Base de Pezão em Brasília tenta acordo sobre teto de gastos

Relator da recuperação fiscal, Pedro Paulo (PMDB-RJ), e o ministro do esporte, Leonardo Picciani, se reunirão com Rodrigo Maia, que estará como presidente em exercício

Por PALOMA SAVEDRA

Rio -  A base do governo do Rio na Câmara Federal e na Alerj vem fazendo uma ‘força-tarefa’ para que o Executivo Fluminense consiga acelerar a assinatura do Regime de Recuperação Fiscal. E, hoje, o relator do projeto que criou o regime, deputado Pedro Paulo (PMDB-RJ), e o ministro do Esporte, Leonardo Picciani, se reunirão às 10h com o presidente em exercício, Rodrigo Maia (DEM-RJ), no Palácio do Planalto.

No encontro, eles tentarão discutir com Maia uma saída para o Rio. Mais tarde, às 16h, Pedro Paulo se reunirá com a secretária do Tesouro Nacional, Ana Paula Vescovi. A conversa será pautada no maior obstáculo do governador Luiz Fernando Pezão para assinar o plano: o teto de gastos dos Poderes e órgãos estaduais.

Leia Mais:

O Executivo do Rio aprovou quatro projetos — o impopular aumento da alíquota previdenciária para 14%, a polêmica privatização da Cedae, a adesão ao plano, e mudanças nas regras de pensão — na Alerj, mas o Tesouro exige o cumprimento do teto de gastos, que está previsto na lei de recuperação fiscal como a alternativa para o governo não cortar triênio e licença-prêmio.

A proposta, porém, sofre resistência do Judiciário, Ministério Público e até do Legislativo, e não tem chances de passar, diz a base governista na Alerj.

Agora, o Executivo do Rio alega que o Artigo 8º da lei federal que cria o regime já impõe ações de congelamento de gastos, ou seja, que o estado já cumprirá o teto, sendo “desnecessário criar lei estadual”.

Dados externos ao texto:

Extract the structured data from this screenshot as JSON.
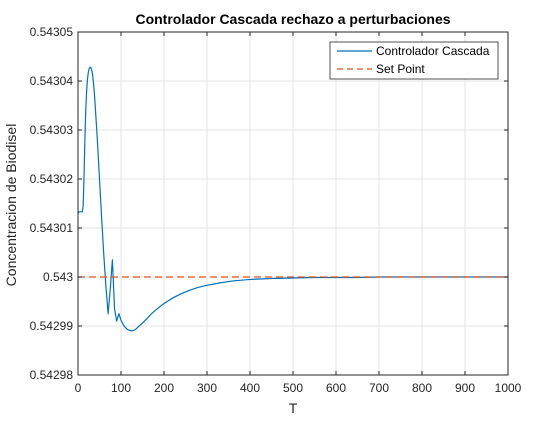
{
  "colors": {
    "series_controller": "#0072bd",
    "series_setpoint": "#d95319",
    "grid": "#e3e3e3",
    "axes": "#262626",
    "background": "#ffffff"
  },
  "chart_data": {
    "type": "line",
    "title": "Controlador Cascada rechazo a perturbaciones",
    "xlabel": "T",
    "ylabel": "Concentracion de Biodisel",
    "xlim": [
      0,
      1000
    ],
    "ylim": [
      0.54298,
      0.54305
    ],
    "grid": true,
    "legend_position": "top-right",
    "x_ticks": [
      0,
      100,
      200,
      300,
      400,
      500,
      600,
      700,
      800,
      900,
      1000
    ],
    "x_tick_labels": [
      "0",
      "100",
      "200",
      "300",
      "400",
      "500",
      "600",
      "700",
      "800",
      "900",
      "1000"
    ],
    "y_ticks": [
      0.54298,
      0.54299,
      0.543,
      0.54301,
      0.54302,
      0.54303,
      0.54304,
      0.54305
    ],
    "y_tick_labels": [
      "0.54298",
      "0.54299",
      "0.543",
      "0.54301",
      "0.54302",
      "0.54303",
      "0.54304",
      "0.54305"
    ],
    "series": [
      {
        "name": "Controlador Cascada",
        "style": "solid",
        "x": [
          0,
          2,
          4,
          6,
          8,
          10,
          12,
          14,
          16,
          18,
          20,
          22,
          24,
          26,
          28,
          30,
          32,
          34,
          36,
          38,
          40,
          45,
          50,
          55,
          60,
          65,
          70,
          75,
          80,
          85,
          90,
          95,
          100,
          105,
          110,
          115,
          120,
          125,
          130,
          135,
          140,
          150,
          160,
          170,
          180,
          190,
          200,
          220,
          240,
          260,
          280,
          300,
          330,
          360,
          400,
          450,
          500,
          550,
          600,
          650,
          700,
          800,
          900,
          1000
        ],
        "y": [
          0.543013,
          0.5430133,
          0.5430133,
          0.5430133,
          0.5430133,
          0.5430133,
          0.5430145,
          0.5430205,
          0.543028,
          0.543034,
          0.5430378,
          0.5430403,
          0.5430418,
          0.5430425,
          0.5430428,
          0.5430427,
          0.5430422,
          0.5430412,
          0.5430396,
          0.5430376,
          0.543035,
          0.543028,
          0.54302,
          0.543012,
          0.5430045,
          0.542998,
          0.5429925,
          0.5429975,
          0.5430035,
          0.5429935,
          0.542991,
          0.5429925,
          0.5429912,
          0.5429903,
          0.5429897,
          0.5429893,
          0.5429891,
          0.542989,
          0.5429891,
          0.5429894,
          0.5429898,
          0.5429906,
          0.5429915,
          0.5429924,
          0.5429932,
          0.5429939,
          0.5429946,
          0.5429957,
          0.5429966,
          0.5429973,
          0.5429979,
          0.5429983,
          0.5429988,
          0.5429992,
          0.5429995,
          0.5429997,
          0.5429998,
          0.5429999,
          0.5429999,
          0.5429999,
          0.543,
          0.543,
          0.543,
          0.543
        ]
      },
      {
        "name": "Set Point",
        "style": "dashed",
        "x": [
          0,
          1000
        ],
        "y": [
          0.543,
          0.543
        ]
      }
    ]
  }
}
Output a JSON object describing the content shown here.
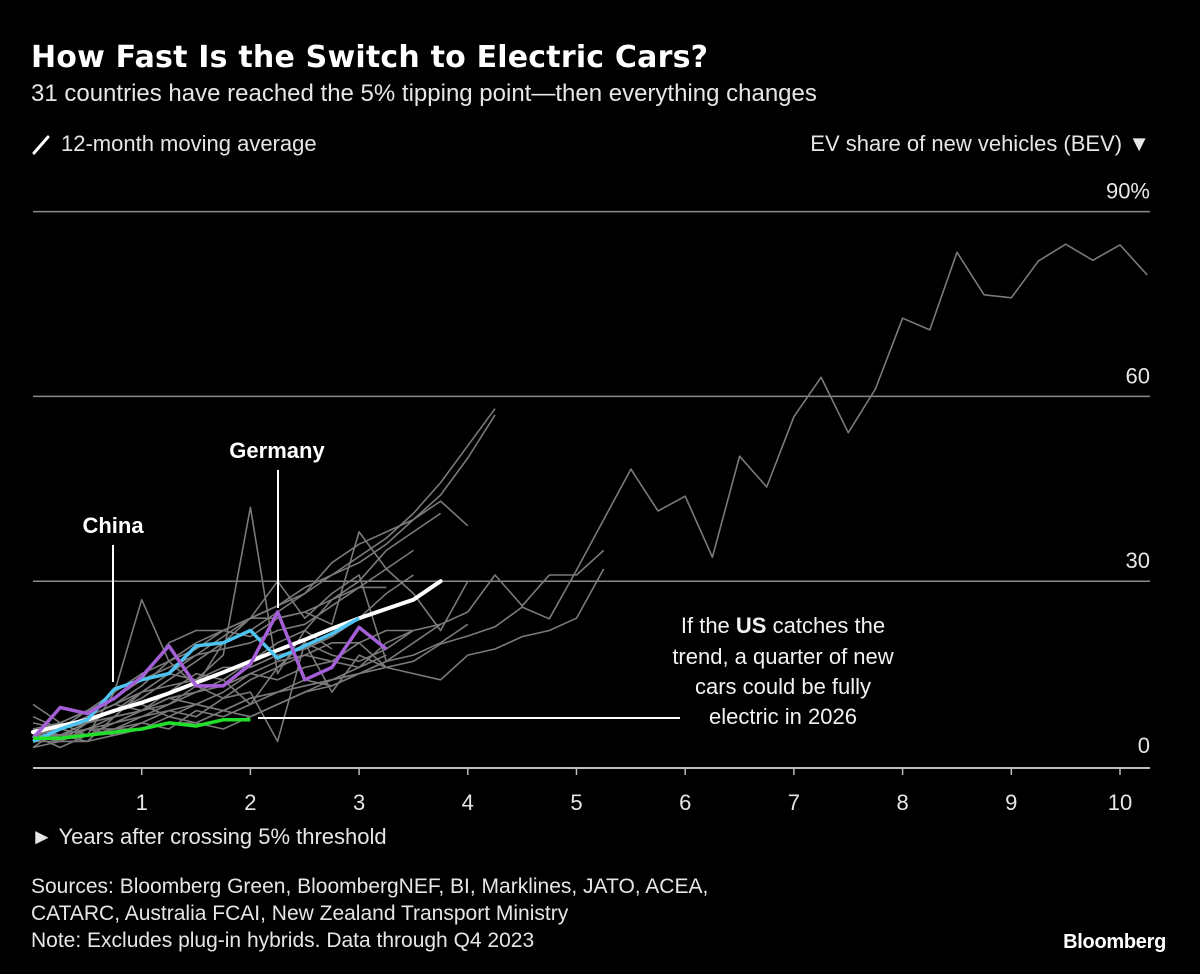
{
  "header": {
    "title": "How Fast Is the Switch to Electric Cars?",
    "subtitle": "31 countries have reached the 5% tipping point—then everything changes"
  },
  "legend": {
    "icon": "slash-line-icon",
    "label": "12-month moving average"
  },
  "footer": {
    "sources": [
      "Sources: Bloomberg Green, BloombergNEF, BI, Marklines, JATO, ACEA,",
      "CATARC, Australia FCAI, New Zealand Transport Ministry",
      "Note: Excludes plug-in hybrids. Data through Q4 2023"
    ],
    "logo": "Bloomberg"
  },
  "chart_data": {
    "type": "line",
    "title": "How Fast Is the Switch to Electric Cars?",
    "ylabel": "EV share of new vehicles (BEV) ▼",
    "xlabel": "► Years after crossing 5% threshold",
    "xlim": [
      0,
      10.25
    ],
    "ylim": [
      0,
      90
    ],
    "x_ticks": [
      1,
      2,
      3,
      4,
      5,
      6,
      7,
      8,
      9,
      10
    ],
    "x_tick_labels": [
      "1",
      "2",
      "3",
      "4",
      "5",
      "6",
      "7",
      "8",
      "9",
      "10"
    ],
    "y_ticks": [
      0,
      30,
      60,
      90
    ],
    "y_tick_labels": [
      "0",
      "30",
      "60",
      "90%"
    ],
    "grid": "horizontal",
    "colors": {
      "gray": "#7a7a7a",
      "average": "#ffffff",
      "china": "#4fc3f0",
      "germany": "#a45ed6",
      "us": "#22e02a"
    },
    "highlighted": [
      {
        "name": "China",
        "color": "#4fc3f0",
        "values": [
          4,
          6,
          7.5,
          12.5,
          14,
          15,
          19.5,
          20,
          22,
          17.5,
          19.5,
          21.5,
          24
        ]
      },
      {
        "name": "Germany",
        "color": "#a45ed6",
        "values": [
          4.5,
          9.5,
          8.5,
          11,
          14.5,
          19.5,
          13,
          13,
          16.5,
          25,
          14,
          16,
          22.5,
          19
        ]
      },
      {
        "name": "US",
        "color": "#22e02a",
        "values": [
          4.5,
          4.5,
          5,
          5.5,
          6,
          7,
          6.5,
          7.5,
          7.5
        ]
      }
    ],
    "average": {
      "label": "12-month moving average",
      "color": "#ffffff",
      "values": [
        5.5,
        6.5,
        7.5,
        9,
        10.3,
        11.8,
        13.5,
        15.2,
        17,
        18.8,
        20.5,
        22.3,
        24,
        25.5,
        27,
        30
      ]
    },
    "other_countries": [
      {
        "values": [
          5,
          4,
          6,
          7,
          8,
          9,
          10,
          9,
          11,
          12,
          13,
          14,
          15,
          16,
          17,
          19.8,
          21.1,
          22.6,
          25.8,
          23.9,
          31.8,
          40,
          48.2,
          41.4,
          43.8,
          33.9,
          50.3,
          45.3,
          56.7,
          63.1,
          54.1,
          61.2,
          72.7,
          70.8,
          83.4,
          76.5,
          76,
          82,
          84.7,
          82.1,
          84.6,
          79.7
        ]
      },
      {
        "values": [
          5,
          6,
          7,
          9,
          11,
          14,
          17,
          20,
          22,
          25,
          28,
          31,
          34,
          37,
          41,
          46,
          52,
          58
        ]
      },
      {
        "values": [
          4,
          5,
          7,
          9,
          12,
          15,
          18,
          21,
          24,
          26,
          29,
          31,
          33,
          36,
          40,
          44,
          50,
          57
        ]
      },
      {
        "values": [
          3,
          6,
          8,
          10,
          13,
          17,
          20,
          22,
          24,
          26,
          28,
          33,
          36,
          38,
          40,
          43,
          39
        ]
      },
      {
        "values": [
          6,
          5,
          4,
          8,
          12,
          15,
          14,
          18,
          42,
          15,
          22,
          27,
          30,
          35,
          38,
          41
        ]
      },
      {
        "values": [
          10,
          7,
          5,
          12,
          27,
          17,
          13,
          20,
          24,
          30,
          24,
          28,
          31,
          17,
          20,
          23,
          25,
          31,
          26,
          31,
          31,
          35
        ]
      },
      {
        "values": [
          8,
          6,
          9,
          11,
          14,
          20,
          22,
          22,
          21,
          24,
          25,
          23,
          38,
          32,
          28,
          22,
          30
        ]
      },
      {
        "values": [
          4,
          5,
          6,
          6,
          8,
          10,
          12,
          14,
          10,
          16,
          20,
          12,
          18,
          16,
          15,
          14,
          18,
          19,
          21,
          22,
          24,
          32
        ]
      },
      {
        "values": [
          6,
          4,
          7,
          8,
          9,
          10,
          13,
          11,
          14,
          16,
          18,
          20,
          20,
          22,
          22
        ]
      },
      {
        "values": [
          5,
          3,
          5,
          6,
          7,
          9,
          8,
          11,
          12,
          4,
          20,
          18,
          17,
          19,
          22,
          23
        ]
      },
      {
        "values": [
          7,
          6,
          8,
          10,
          12,
          13,
          14,
          16,
          16,
          18,
          19,
          21,
          24,
          28,
          31
        ]
      },
      {
        "values": [
          5,
          6,
          5,
          7,
          9,
          11,
          12,
          13,
          15,
          14,
          16,
          17,
          20,
          16
        ]
      },
      {
        "values": [
          4,
          4,
          6,
          5,
          7,
          6,
          9,
          8,
          10,
          12,
          13,
          14,
          15,
          17,
          18,
          20,
          23
        ]
      },
      {
        "values": [
          6,
          7,
          9,
          12,
          15,
          17,
          19,
          22,
          24,
          24,
          25,
          27,
          29,
          29
        ]
      },
      {
        "values": [
          3,
          4,
          4,
          5,
          6,
          7,
          7,
          6,
          8,
          10,
          12,
          14,
          16,
          18
        ]
      },
      {
        "values": [
          5,
          5,
          6,
          8,
          9,
          12,
          15,
          14,
          17,
          20,
          22,
          19
        ]
      },
      {
        "values": [
          4,
          6,
          8,
          10,
          9,
          11,
          10,
          12,
          15,
          17,
          18,
          17,
          16,
          20,
          22
        ]
      },
      {
        "values": [
          6,
          5,
          7,
          9,
          10,
          8,
          7,
          9,
          11,
          12,
          14,
          13,
          15,
          17
        ]
      },
      {
        "values": [
          4,
          5,
          5,
          6,
          6,
          8,
          10,
          9,
          8,
          10,
          12,
          13,
          15
        ]
      },
      {
        "values": [
          5,
          7,
          9,
          11,
          14,
          16,
          18,
          19,
          20,
          22,
          23,
          26,
          29,
          32,
          35
        ]
      }
    ],
    "labels": [
      {
        "text": "China",
        "x": 0.75
      },
      {
        "text": "Germany",
        "x": 2.25
      }
    ],
    "annotation": {
      "lines": [
        "If the ",
        "US",
        " catches the",
        "trend, a quarter of new",
        "cars could be fully",
        "electric in 2026"
      ]
    }
  }
}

Pedro Paulo discutirá com a secretária do Tesouro ainda outras possibilidades, como até mesmo de se criar lei do teto apenas para o Executivo: “E uma outra saída é mostrar que o volume de ajuste fiscal previsto para os próximos três anos (R$ 62,4 bilhões) será atingido com tudo o que já foi aprovado até agora (na Alerj) e o teto estaria dispensado”.

O regime suspende por três anos o pagamento de dívidas do estado com a União e prevê ajuste de R$ 62,4 bilhões em três anos (até 2019), além de empréstimos ao Rio.